Algunos no parecen haberse enterado de que el pasado 14 de Marzo de 2003 fueron botados, y no votados, mayoritariamente por el pueblo. Es el caso de Eduardo Zaplana, Ángel Acebes, el mismo Rajoy y hasta José María Aznar que, desde el asiento de la FAES, pretende seguir dirigiendo los asuntos del país. La derecha española se ha definido históricamente por su permanente intención de mantenerse en el poder a toda costa. Por eso, cuando estallaron las brutales bombas del 11-M negaron la evidencia, acusaron a ETA y obviaron la amenaza integrista para así no tener que pagar sus errores por la Guerra de Irak. La gente se dio cuenta de la estratagema y tuvieron que rectificar a destiempo. Perdieron las elecciones. Sin duda lo merecían.

Sin embargo, no aceptaron en ningún momento el resultado. Y en esas nos encontramos. Siguen manipulando, siguen mintiendo, siguen acusando sin el menor fundamento. Un ejemplo de la manipulación realizada desde los medios afines a la derecha la tenemos en una información que publica hoy elpais.es. Además de Acebes, Rajoy y Zaplana, que sostienen este tipo de teorías rocambolescas, la auténtica conspiración se sostiene en otras personas cuyos nombres deben ser al menos apuntados. Pedro J. Ramírez, insipido periodista jamás movido por la verdad, sino por sus intereses personales, ha elucubrado, ha insultado, ha amenazado incluso, y parece ser que hasta ha sobornado. Sin embargo, no da con sus huesos en la cárcel. ¿Tal es el poder de este individuo? Con menos poder, pero con la lengua más afilada y en perfecta armonía con Pedro J. destaca Jiménez Losantos. Es el mejor ejemplo de la nueva tendencia de la derecha española dispuesta a unir el neoliberalismo más salvaje con los elementos franquistas más recalcitrantes. De esa absurda unión surge todo un ideario político que por suerte creo se pegará un gran batacazo electoral en las próximas elecciones.

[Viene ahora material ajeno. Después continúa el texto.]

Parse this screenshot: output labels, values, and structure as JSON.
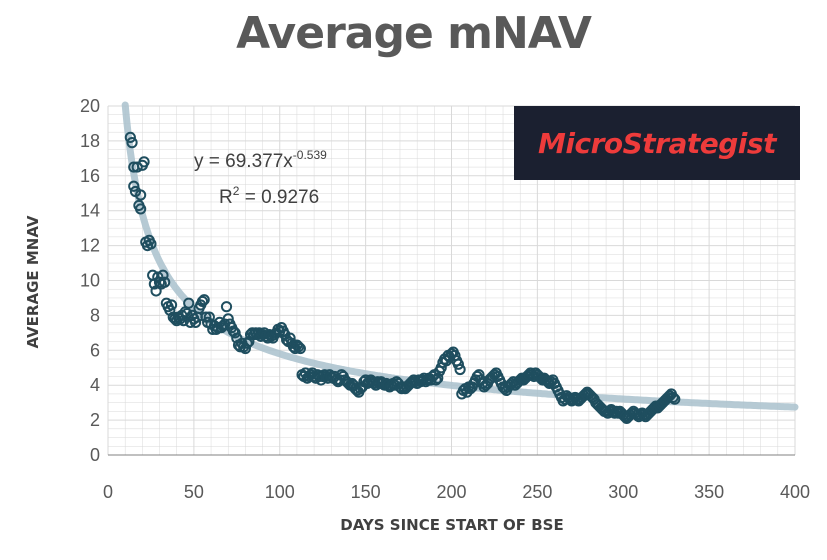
{
  "title": "Average mNAV",
  "logo": {
    "text": "MicroStrategist",
    "text_color": "#ee3b3b",
    "bg_color": "#1b2030"
  },
  "equation": {
    "base": "y = 69.377x",
    "exponent": "-0.539",
    "r2_label": "R",
    "r2_exp": "2",
    "r2_value": " = 0.9276"
  },
  "colors": {
    "points": "#1f4e5f",
    "trendline": "#a9c1cc",
    "grid": "#d9d9d9",
    "axis": "#808080"
  },
  "chart_data": {
    "type": "scatter",
    "title": "Average mNAV",
    "xlabel": "DAYS SINCE START OF BSE",
    "ylabel": "AVERAGE MNAV",
    "xlim": [
      0,
      400
    ],
    "ylim": [
      0,
      20
    ],
    "x_ticks": [
      0,
      50,
      100,
      150,
      200,
      250,
      300,
      350,
      400
    ],
    "y_ticks": [
      0,
      2,
      4,
      6,
      8,
      10,
      12,
      14,
      16,
      18,
      20
    ],
    "grid": true,
    "trendline": {
      "type": "power",
      "a": 69.377,
      "b": -0.539,
      "r2": 0.9276
    },
    "points": [
      [
        13,
        18.2
      ],
      [
        14,
        17.9
      ],
      [
        15,
        16.5
      ],
      [
        15,
        15.4
      ],
      [
        16,
        15.1
      ],
      [
        17,
        16.5
      ],
      [
        18,
        14.3
      ],
      [
        19,
        14.9
      ],
      [
        19,
        14.1
      ],
      [
        20,
        16.6
      ],
      [
        21,
        16.8
      ],
      [
        22,
        12.2
      ],
      [
        23,
        12.0
      ],
      [
        24,
        12.3
      ],
      [
        25,
        12.1
      ],
      [
        26,
        10.3
      ],
      [
        27,
        9.8
      ],
      [
        28,
        9.4
      ],
      [
        29,
        10.2
      ],
      [
        30,
        9.9
      ],
      [
        31,
        9.8
      ],
      [
        32,
        10.3
      ],
      [
        33,
        9.9
      ],
      [
        34,
        8.7
      ],
      [
        35,
        8.5
      ],
      [
        36,
        8.3
      ],
      [
        37,
        8.6
      ],
      [
        38,
        7.9
      ],
      [
        39,
        7.8
      ],
      [
        40,
        7.7
      ],
      [
        41,
        7.9
      ],
      [
        42,
        7.8
      ],
      [
        43,
        8.0
      ],
      [
        44,
        7.7
      ],
      [
        45,
        8.2
      ],
      [
        46,
        8.1
      ],
      [
        47,
        8.7
      ],
      [
        48,
        7.6
      ],
      [
        49,
        8.0
      ],
      [
        50,
        7.8
      ],
      [
        51,
        7.6
      ],
      [
        52,
        7.9
      ],
      [
        53,
        8.4
      ],
      [
        54,
        8.6
      ],
      [
        55,
        8.8
      ],
      [
        56,
        8.9
      ],
      [
        57,
        7.9
      ],
      [
        58,
        7.6
      ],
      [
        59,
        7.9
      ],
      [
        60,
        7.5
      ],
      [
        61,
        7.2
      ],
      [
        62,
        7.4
      ],
      [
        63,
        7.2
      ],
      [
        64,
        7.3
      ],
      [
        65,
        7.6
      ],
      [
        66,
        7.3
      ],
      [
        67,
        7.4
      ],
      [
        68,
        7.5
      ],
      [
        69,
        8.5
      ],
      [
        70,
        7.8
      ],
      [
        71,
        7.5
      ],
      [
        72,
        7.3
      ],
      [
        73,
        7.1
      ],
      [
        74,
        7.0
      ],
      [
        75,
        6.7
      ],
      [
        76,
        6.3
      ],
      [
        77,
        6.2
      ],
      [
        78,
        6.4
      ],
      [
        79,
        6.2
      ],
      [
        80,
        6.1
      ],
      [
        81,
        6.4
      ],
      [
        82,
        6.5
      ],
      [
        83,
        6.9
      ],
      [
        84,
        7.0
      ],
      [
        85,
        6.9
      ],
      [
        86,
        7.0
      ],
      [
        87,
        6.9
      ],
      [
        88,
        7.0
      ],
      [
        89,
        6.8
      ],
      [
        90,
        6.9
      ],
      [
        91,
        7.0
      ],
      [
        92,
        6.8
      ],
      [
        93,
        6.7
      ],
      [
        94,
        6.9
      ],
      [
        95,
        6.8
      ],
      [
        96,
        6.7
      ],
      [
        97,
        6.9
      ],
      [
        98,
        7.0
      ],
      [
        99,
        7.2
      ],
      [
        100,
        7.1
      ],
      [
        101,
        7.3
      ],
      [
        102,
        7.1
      ],
      [
        103,
        6.9
      ],
      [
        104,
        6.6
      ],
      [
        105,
        6.5
      ],
      [
        106,
        6.7
      ],
      [
        107,
        6.4
      ],
      [
        108,
        6.2
      ],
      [
        109,
        6.1
      ],
      [
        110,
        6.3
      ],
      [
        111,
        6.2
      ],
      [
        112,
        6.1
      ],
      [
        113,
        4.6
      ],
      [
        114,
        4.5
      ],
      [
        115,
        4.7
      ],
      [
        116,
        4.4
      ],
      [
        117,
        4.5
      ],
      [
        118,
        4.6
      ],
      [
        119,
        4.7
      ],
      [
        120,
        4.5
      ],
      [
        121,
        4.4
      ],
      [
        122,
        4.6
      ],
      [
        123,
        4.5
      ],
      [
        124,
        4.3
      ],
      [
        125,
        4.5
      ],
      [
        126,
        4.6
      ],
      [
        127,
        4.5
      ],
      [
        128,
        4.4
      ],
      [
        129,
        4.6
      ],
      [
        130,
        4.5
      ],
      [
        131,
        4.4
      ],
      [
        132,
        4.5
      ],
      [
        133,
        4.3
      ],
      [
        134,
        4.2
      ],
      [
        135,
        4.3
      ],
      [
        136,
        4.6
      ],
      [
        137,
        4.5
      ],
      [
        138,
        4.3
      ],
      [
        139,
        4.2
      ],
      [
        140,
        4.1
      ],
      [
        141,
        4.0
      ],
      [
        142,
        4.1
      ],
      [
        143,
        4.0
      ],
      [
        144,
        3.8
      ],
      [
        145,
        3.7
      ],
      [
        146,
        3.6
      ],
      [
        147,
        3.8
      ],
      [
        148,
        3.9
      ],
      [
        149,
        4.2
      ],
      [
        150,
        4.3
      ],
      [
        151,
        4.1
      ],
      [
        152,
        4.2
      ],
      [
        153,
        4.3
      ],
      [
        154,
        4.2
      ],
      [
        155,
        4.1
      ],
      [
        156,
        4.0
      ],
      [
        157,
        4.2
      ],
      [
        158,
        4.1
      ],
      [
        159,
        4.2
      ],
      [
        160,
        4.1
      ],
      [
        161,
        4.0
      ],
      [
        162,
        4.1
      ],
      [
        163,
        4.0
      ],
      [
        164,
        3.9
      ],
      [
        165,
        4.0
      ],
      [
        166,
        4.1
      ],
      [
        167,
        4.0
      ],
      [
        168,
        4.2
      ],
      [
        169,
        4.1
      ],
      [
        170,
        3.9
      ],
      [
        171,
        3.8
      ],
      [
        172,
        3.9
      ],
      [
        173,
        3.8
      ],
      [
        174,
        3.9
      ],
      [
        175,
        4.0
      ],
      [
        176,
        4.1
      ],
      [
        177,
        4.2
      ],
      [
        178,
        4.3
      ],
      [
        179,
        4.2
      ],
      [
        180,
        4.1
      ],
      [
        181,
        4.3
      ],
      [
        182,
        4.2
      ],
      [
        183,
        4.3
      ],
      [
        184,
        4.4
      ],
      [
        185,
        4.2
      ],
      [
        186,
        4.3
      ],
      [
        187,
        4.4
      ],
      [
        188,
        4.3
      ],
      [
        189,
        4.5
      ],
      [
        190,
        4.6
      ],
      [
        191,
        4.3
      ],
      [
        192,
        4.4
      ],
      [
        193,
        4.8
      ],
      [
        194,
        5.0
      ],
      [
        195,
        5.3
      ],
      [
        196,
        5.5
      ],
      [
        197,
        5.4
      ],
      [
        198,
        5.7
      ],
      [
        199,
        5.6
      ],
      [
        200,
        5.8
      ],
      [
        201,
        5.9
      ],
      [
        202,
        5.7
      ],
      [
        203,
        5.4
      ],
      [
        204,
        5.2
      ],
      [
        205,
        4.9
      ],
      [
        206,
        3.5
      ],
      [
        207,
        3.7
      ],
      [
        208,
        3.8
      ],
      [
        209,
        3.6
      ],
      [
        210,
        3.9
      ],
      [
        211,
        3.8
      ],
      [
        212,
        3.9
      ],
      [
        213,
        4.1
      ],
      [
        214,
        4.3
      ],
      [
        215,
        4.5
      ],
      [
        216,
        4.6
      ],
      [
        217,
        4.3
      ],
      [
        218,
        4.1
      ],
      [
        219,
        3.9
      ],
      [
        220,
        4.0
      ],
      [
        221,
        4.1
      ],
      [
        222,
        4.3
      ],
      [
        223,
        4.4
      ],
      [
        224,
        4.5
      ],
      [
        225,
        4.6
      ],
      [
        226,
        4.7
      ],
      [
        227,
        4.5
      ],
      [
        228,
        4.3
      ],
      [
        229,
        4.1
      ],
      [
        230,
        3.9
      ],
      [
        231,
        3.8
      ],
      [
        232,
        3.7
      ],
      [
        233,
        3.9
      ],
      [
        234,
        4.0
      ],
      [
        235,
        4.1
      ],
      [
        236,
        4.2
      ],
      [
        237,
        4.0
      ],
      [
        238,
        4.1
      ],
      [
        239,
        4.2
      ],
      [
        240,
        4.3
      ],
      [
        241,
        4.4
      ],
      [
        242,
        4.3
      ],
      [
        243,
        4.4
      ],
      [
        244,
        4.5
      ],
      [
        245,
        4.6
      ],
      [
        246,
        4.7
      ],
      [
        247,
        4.6
      ],
      [
        248,
        4.5
      ],
      [
        249,
        4.7
      ],
      [
        250,
        4.6
      ],
      [
        251,
        4.5
      ],
      [
        252,
        4.4
      ],
      [
        253,
        4.3
      ],
      [
        254,
        4.4
      ],
      [
        255,
        4.3
      ],
      [
        256,
        4.2
      ],
      [
        257,
        4.1
      ],
      [
        258,
        4.2
      ],
      [
        259,
        4.3
      ],
      [
        260,
        4.1
      ],
      [
        261,
        3.9
      ],
      [
        262,
        3.7
      ],
      [
        263,
        3.5
      ],
      [
        264,
        3.3
      ],
      [
        265,
        3.1
      ],
      [
        266,
        3.2
      ],
      [
        267,
        3.4
      ],
      [
        268,
        3.3
      ],
      [
        269,
        3.2
      ],
      [
        270,
        3.1
      ],
      [
        271,
        3.2
      ],
      [
        272,
        3.3
      ],
      [
        273,
        3.2
      ],
      [
        274,
        3.1
      ],
      [
        275,
        3.2
      ],
      [
        276,
        3.3
      ],
      [
        277,
        3.4
      ],
      [
        278,
        3.5
      ],
      [
        279,
        3.6
      ],
      [
        280,
        3.5
      ],
      [
        281,
        3.4
      ],
      [
        282,
        3.3
      ],
      [
        283,
        3.2
      ],
      [
        284,
        3.0
      ],
      [
        285,
        2.9
      ],
      [
        286,
        2.8
      ],
      [
        287,
        2.7
      ],
      [
        288,
        2.6
      ],
      [
        289,
        2.5
      ],
      [
        290,
        2.5
      ],
      [
        291,
        2.4
      ],
      [
        292,
        2.5
      ],
      [
        293,
        2.6
      ],
      [
        294,
        2.5
      ],
      [
        295,
        2.4
      ],
      [
        296,
        2.5
      ],
      [
        297,
        2.4
      ],
      [
        298,
        2.5
      ],
      [
        299,
        2.4
      ],
      [
        300,
        2.3
      ],
      [
        301,
        2.2
      ],
      [
        302,
        2.1
      ],
      [
        303,
        2.2
      ],
      [
        304,
        2.3
      ],
      [
        305,
        2.4
      ],
      [
        306,
        2.5
      ],
      [
        307,
        2.4
      ],
      [
        308,
        2.3
      ],
      [
        309,
        2.2
      ],
      [
        310,
        2.3
      ],
      [
        311,
        2.4
      ],
      [
        312,
        2.3
      ],
      [
        313,
        2.2
      ],
      [
        314,
        2.3
      ],
      [
        315,
        2.4
      ],
      [
        316,
        2.5
      ],
      [
        317,
        2.6
      ],
      [
        318,
        2.7
      ],
      [
        319,
        2.8
      ],
      [
        320,
        2.7
      ],
      [
        321,
        2.8
      ],
      [
        322,
        2.9
      ],
      [
        323,
        3.0
      ],
      [
        324,
        3.1
      ],
      [
        325,
        3.2
      ],
      [
        326,
        3.3
      ],
      [
        327,
        3.4
      ],
      [
        328,
        3.5
      ],
      [
        329,
        3.3
      ],
      [
        330,
        3.2
      ]
    ]
  }
}
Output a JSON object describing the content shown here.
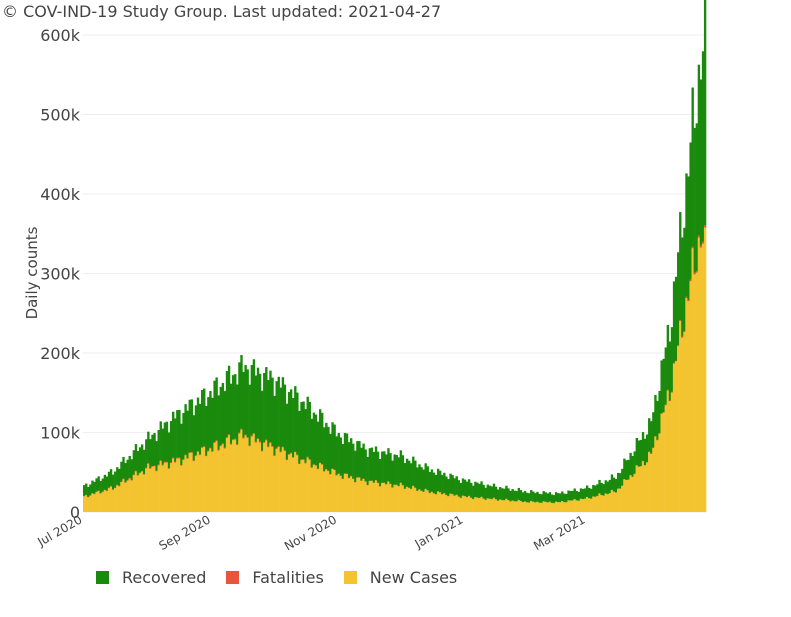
{
  "title": "© COV-IND-19 Study Group. Last updated: 2021-04-27",
  "chart_data": {
    "type": "bar",
    "stacked": true,
    "x_start": "2020-07-01",
    "x_end": "2021-04-27",
    "ylabel": "Daily counts",
    "ylim": [
      0,
      600000
    ],
    "y_ticks": [
      0,
      100000,
      200000,
      300000,
      400000,
      500000,
      600000
    ],
    "y_tick_labels": [
      "0",
      "100k",
      "200k",
      "300k",
      "400k",
      "500k",
      "600k"
    ],
    "x_ticks": [
      "2020-07-01",
      "2020-09-01",
      "2020-11-01",
      "2021-01-01",
      "2021-03-01"
    ],
    "x_tick_labels": [
      "Jul 2020",
      "Sep 2020",
      "Nov 2020",
      "Jan 2021",
      "Mar 2021"
    ],
    "grid": true,
    "legend_position": "bottom",
    "series": [
      {
        "name": "New Cases",
        "color": "#f4c430",
        "anchors": [
          [
            "2020-07-01",
            19000
          ],
          [
            "2020-07-15",
            30000
          ],
          [
            "2020-08-01",
            55000
          ],
          [
            "2020-08-15",
            64000
          ],
          [
            "2020-09-01",
            80000
          ],
          [
            "2020-09-16",
            96000
          ],
          [
            "2020-10-01",
            80000
          ],
          [
            "2020-10-15",
            65000
          ],
          [
            "2020-11-01",
            47000
          ],
          [
            "2020-11-15",
            38000
          ],
          [
            "2020-12-01",
            33000
          ],
          [
            "2020-12-15",
            25000
          ],
          [
            "2021-01-01",
            19000
          ],
          [
            "2021-01-15",
            16000
          ],
          [
            "2021-02-01",
            12500
          ],
          [
            "2021-02-15",
            12000
          ],
          [
            "2021-03-01",
            17000
          ],
          [
            "2021-03-15",
            26000
          ],
          [
            "2021-04-01",
            72000
          ],
          [
            "2021-04-10",
            150000
          ],
          [
            "2021-04-18",
            260000
          ],
          [
            "2021-04-25",
            350000
          ],
          [
            "2021-04-27",
            320000
          ]
        ]
      },
      {
        "name": "Fatalities",
        "color": "#e8553a",
        "anchors": [
          [
            "2020-07-01",
            450
          ],
          [
            "2020-08-01",
            850
          ],
          [
            "2020-09-01",
            1050
          ],
          [
            "2020-09-16",
            1150
          ],
          [
            "2020-10-15",
            800
          ],
          [
            "2020-11-15",
            500
          ],
          [
            "2020-12-15",
            350
          ],
          [
            "2021-01-15",
            180
          ],
          [
            "2021-02-15",
            100
          ],
          [
            "2021-03-15",
            150
          ],
          [
            "2021-04-01",
            450
          ],
          [
            "2021-04-15",
            1200
          ],
          [
            "2021-04-27",
            2800
          ]
        ]
      },
      {
        "name": "Recovered",
        "color": "#1a8a0c",
        "anchors": [
          [
            "2020-07-01",
            13000
          ],
          [
            "2020-07-15",
            20000
          ],
          [
            "2020-08-01",
            36000
          ],
          [
            "2020-08-15",
            57000
          ],
          [
            "2020-09-01",
            71000
          ],
          [
            "2020-09-16",
            86000
          ],
          [
            "2020-10-01",
            85000
          ],
          [
            "2020-10-15",
            72000
          ],
          [
            "2020-11-01",
            50000
          ],
          [
            "2020-11-15",
            40000
          ],
          [
            "2020-12-01",
            37000
          ],
          [
            "2020-12-15",
            28000
          ],
          [
            "2021-01-01",
            20000
          ],
          [
            "2021-01-15",
            16000
          ],
          [
            "2021-02-01",
            12500
          ],
          [
            "2021-02-15",
            11000
          ],
          [
            "2021-03-01",
            13000
          ],
          [
            "2021-03-15",
            18000
          ],
          [
            "2021-04-01",
            40000
          ],
          [
            "2021-04-10",
            80000
          ],
          [
            "2021-04-18",
            150000
          ],
          [
            "2021-04-25",
            220000
          ],
          [
            "2021-04-27",
            255000
          ]
        ]
      }
    ]
  },
  "legend": [
    {
      "label": "Recovered",
      "color": "#1a8a0c"
    },
    {
      "label": "Fatalities",
      "color": "#e8553a"
    },
    {
      "label": "New Cases",
      "color": "#f4c430"
    }
  ]
}
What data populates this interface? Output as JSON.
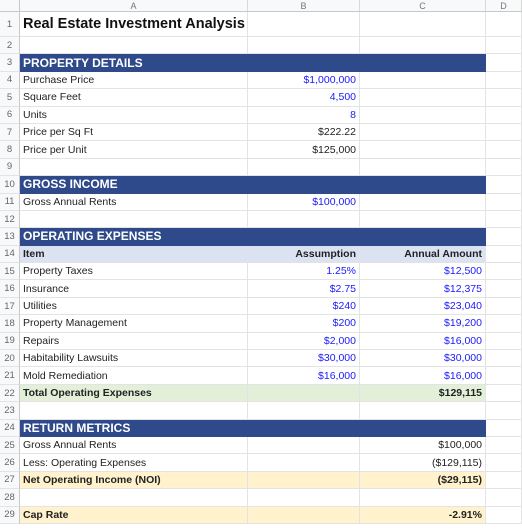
{
  "columns": [
    "A",
    "B",
    "C",
    "D"
  ],
  "rows": [
    {
      "n": "1",
      "a": "Real Estate Investment Analysis",
      "b": "",
      "c": "",
      "style": "title"
    },
    {
      "n": "2",
      "a": "",
      "b": "",
      "c": "",
      "style": ""
    },
    {
      "n": "3",
      "a": "PROPERTY DETAILS",
      "b": "",
      "c": "",
      "style": "band"
    },
    {
      "n": "4",
      "a": "Purchase Price",
      "b": "$1,000,000",
      "c": "",
      "style": "input"
    },
    {
      "n": "5",
      "a": "Square Feet",
      "b": "4,500",
      "c": "",
      "style": "input"
    },
    {
      "n": "6",
      "a": "Units",
      "b": "8",
      "c": "",
      "style": "input"
    },
    {
      "n": "7",
      "a": "Price per Sq Ft",
      "b": "$222.22",
      "c": "",
      "style": ""
    },
    {
      "n": "8",
      "a": "Price per Unit",
      "b": "$125,000",
      "c": "",
      "style": ""
    },
    {
      "n": "9",
      "a": "",
      "b": "",
      "c": "",
      "style": ""
    },
    {
      "n": "10",
      "a": "GROSS INCOME",
      "b": "",
      "c": "",
      "style": "band"
    },
    {
      "n": "11",
      "a": "Gross Annual Rents",
      "b": "$100,000",
      "c": "",
      "style": "input"
    },
    {
      "n": "12",
      "a": "",
      "b": "",
      "c": "",
      "style": ""
    },
    {
      "n": "13",
      "a": "OPERATING EXPENSES",
      "b": "",
      "c": "",
      "style": "band"
    },
    {
      "n": "14",
      "a": "Item",
      "b": "Assumption",
      "c": "Annual Amount",
      "style": "hdr"
    },
    {
      "n": "15",
      "a": "Property Taxes",
      "b": "1.25%",
      "c": "$12,500",
      "style": "input"
    },
    {
      "n": "16",
      "a": "Insurance",
      "b": "$2.75",
      "c": "$12,375",
      "style": "input"
    },
    {
      "n": "17",
      "a": "Utilities",
      "b": "$240",
      "c": "$23,040",
      "style": "input"
    },
    {
      "n": "18",
      "a": "Property Management",
      "b": "$200",
      "c": "$19,200",
      "style": "input"
    },
    {
      "n": "19",
      "a": "Repairs",
      "b": "$2,000",
      "c": "$16,000",
      "style": "input"
    },
    {
      "n": "20",
      "a": "Habitability Lawsuits",
      "b": "$30,000",
      "c": "$30,000",
      "style": "input"
    },
    {
      "n": "21",
      "a": "Mold Remediation",
      "b": "$16,000",
      "c": "$16,000",
      "style": "input"
    },
    {
      "n": "22",
      "a": "Total Operating Expenses",
      "b": "",
      "c": "$129,115",
      "style": "green"
    },
    {
      "n": "23",
      "a": "",
      "b": "",
      "c": "",
      "style": ""
    },
    {
      "n": "24",
      "a": "RETURN METRICS",
      "b": "",
      "c": "",
      "style": "band"
    },
    {
      "n": "25",
      "a": "Gross Annual Rents",
      "b": "",
      "c": "$100,000",
      "style": ""
    },
    {
      "n": "26",
      "a": "Less: Operating Expenses",
      "b": "",
      "c": "($129,115)",
      "style": ""
    },
    {
      "n": "27",
      "a": "Net Operating Income (NOI)",
      "b": "",
      "c": "($29,115)",
      "style": "yellow"
    },
    {
      "n": "28",
      "a": "",
      "b": "",
      "c": "",
      "style": ""
    },
    {
      "n": "29",
      "a": "Cap Rate",
      "b": "",
      "c": "-2.91%",
      "style": "yellow"
    }
  ]
}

Y es que eso empieza a estar cada vez más claro. Sobre todo cuando últimamente se están desmontando las acusaciones insidiosas realizadas por la derecha. Zaplana, por ejemplo, ese vulgar personajillo que sobrevive a todos los desastres, y a este lo hará también, ya ha viado el rumbo. Ahora dice Zaplana que no hay que hacer elucubraciones hasta que no acabe el juicio. Ja, ja, ja. Es un ejemplo de cara dura y desfachatez. Pero bueno, el pueblo quizás no sea siempre sabio. Pero tonto tampoco lo es. Y realmente habría que ser muy tonto, o muy sinverguenza, para volver a votar a esta chusma.